Rocío Canelo es una de las animadoras de la Pastoral Juvenil de la Parroquia de Santa María de las Flores y San Eugenio Papa, ubicada en el barrio de Pío XII. Como muchos otros jóvenes de la zona, lleva ligada a la institución prácticamente desde niña y es uno de los miembros más activos de la comunidad aunque, como no para de recordar, «la comunidad de Las Flores es una familia y todos los componentes deciden y proponen por igual».

La Parroquia de las Flores, como es conocida, es una de las más activas en la comunidad. Así, además de su pastoral juvenil, que realiza actividades de tiempo libre, deporte, solidaridad y refuerzo en los estudios, posee otros grupos parroquiales que tocan diversos ámbitos, como el dedicado a las personas jubiladas y mayores. A ellos se les ofrece un ámbito de amistad, donde pueden compartir sus preocupaciones y vivencias y, también, convertirse en miembros cristianos más implicados y solidarios.

—¿En qué consiste la labor de la pastoral juvenil?

—Lo que pretendemos en la pastoral es atender a los jóvenes en las distintas facetas y etapas de su desarrollo personal, acompañarlos en todo lo que necesiten. Para ello, tenemos distintas áreas, como los servicios lúdicos, donde destacan las actividades que hacemos los viernes, que buscan sobre todo que los jóvenes tengan acceso al ocio saludable. Por otro lado, si tienen carencias en los estudios, damos refuerzo educativo a todos los que lo necesiten de lunes a jueves. También tenemos disciplinas deportivas, fútbol y voleibol, y formación cristiana, por supuesto, ya que estamos en una parroquia y somos católicos. Además, también le damos mucha importancia a la solidaridad y participamos en distintas campañas benéficas. Por último, en estos meses de verano nos vamos de campamento para cerrar el curso escolar, es una de las iniciativas que más gustan a los adolescentes.

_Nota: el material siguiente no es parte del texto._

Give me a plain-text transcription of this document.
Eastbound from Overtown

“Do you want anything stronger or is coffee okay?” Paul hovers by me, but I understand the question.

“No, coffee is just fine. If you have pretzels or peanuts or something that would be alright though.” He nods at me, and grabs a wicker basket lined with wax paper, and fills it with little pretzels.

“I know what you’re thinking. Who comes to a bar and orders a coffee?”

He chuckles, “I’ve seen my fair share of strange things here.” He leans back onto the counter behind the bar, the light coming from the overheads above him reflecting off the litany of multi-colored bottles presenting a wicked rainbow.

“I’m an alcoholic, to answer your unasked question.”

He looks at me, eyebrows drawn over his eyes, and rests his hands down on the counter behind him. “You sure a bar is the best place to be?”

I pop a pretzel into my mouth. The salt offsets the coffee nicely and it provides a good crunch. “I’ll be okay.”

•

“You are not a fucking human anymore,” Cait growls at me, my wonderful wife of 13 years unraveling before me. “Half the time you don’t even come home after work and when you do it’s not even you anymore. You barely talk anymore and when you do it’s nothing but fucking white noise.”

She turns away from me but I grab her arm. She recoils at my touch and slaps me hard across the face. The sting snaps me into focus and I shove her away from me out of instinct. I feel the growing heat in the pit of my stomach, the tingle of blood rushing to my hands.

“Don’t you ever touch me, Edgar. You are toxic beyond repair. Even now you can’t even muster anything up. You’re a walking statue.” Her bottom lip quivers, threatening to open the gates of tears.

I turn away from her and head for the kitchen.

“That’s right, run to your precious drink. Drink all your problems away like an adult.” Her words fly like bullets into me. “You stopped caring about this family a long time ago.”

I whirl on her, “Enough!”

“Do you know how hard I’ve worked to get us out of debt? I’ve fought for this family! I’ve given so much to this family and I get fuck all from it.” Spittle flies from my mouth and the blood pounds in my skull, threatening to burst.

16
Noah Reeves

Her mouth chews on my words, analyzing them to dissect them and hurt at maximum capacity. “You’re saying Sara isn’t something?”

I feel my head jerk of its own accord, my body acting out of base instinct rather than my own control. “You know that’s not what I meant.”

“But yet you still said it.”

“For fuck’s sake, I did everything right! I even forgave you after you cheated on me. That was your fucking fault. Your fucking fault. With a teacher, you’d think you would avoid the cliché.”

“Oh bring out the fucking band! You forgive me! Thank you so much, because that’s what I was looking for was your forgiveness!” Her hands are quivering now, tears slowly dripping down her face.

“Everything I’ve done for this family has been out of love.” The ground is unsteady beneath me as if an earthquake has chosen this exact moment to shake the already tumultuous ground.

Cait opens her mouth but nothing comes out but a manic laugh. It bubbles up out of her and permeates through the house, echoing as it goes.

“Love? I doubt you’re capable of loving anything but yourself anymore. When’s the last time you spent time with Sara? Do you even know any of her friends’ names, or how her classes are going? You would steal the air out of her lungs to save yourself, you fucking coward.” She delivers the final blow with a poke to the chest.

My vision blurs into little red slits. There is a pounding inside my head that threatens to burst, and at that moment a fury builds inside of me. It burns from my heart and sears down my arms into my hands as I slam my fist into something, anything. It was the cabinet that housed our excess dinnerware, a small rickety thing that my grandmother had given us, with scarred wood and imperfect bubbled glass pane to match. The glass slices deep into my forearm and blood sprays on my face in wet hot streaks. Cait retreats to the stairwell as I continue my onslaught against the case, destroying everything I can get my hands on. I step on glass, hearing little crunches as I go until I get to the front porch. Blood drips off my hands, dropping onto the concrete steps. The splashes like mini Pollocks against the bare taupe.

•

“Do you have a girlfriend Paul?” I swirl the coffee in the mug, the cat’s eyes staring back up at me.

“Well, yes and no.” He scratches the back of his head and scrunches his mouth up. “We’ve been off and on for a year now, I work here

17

—¿Desde qué edad empiezan los niños a estar ligados a la parroquia?

—Lo cierto es que desde muy pequeños, prácticamente desde los siete años. La mayoría empieza a formarse para recibir la Comunión y, de una manera u otra, continúan teniendo relación con la pastoral juvenil. En mi caso, por ejemplo, llegué aquí con 15 años y ya lo considero mi casa. Hay que tener en cuenta que somos muy conocidos en el barrio, así que intentamos que esto sea una puerta de entrada, que los jóvenes vean que las iglesias no son sitios solo para personas mayores: que aquí te puedes divertir, que hay gente de tu edad, que te entiende, que vive las cosas como tú. Pretendemos que la relación sea muy cercana, de hecho nos consideramos una familia, tanto entre nosotros como con el resto de áreas de la Parroquia de las Flores, y estamos muy satisfechos con la implicación de toda la gente que participa en las actividades. Cada uno tiene su disponibilidad, pero lo cierto es que todos nos volcamos e intentamos dar lo mejor de nosotros.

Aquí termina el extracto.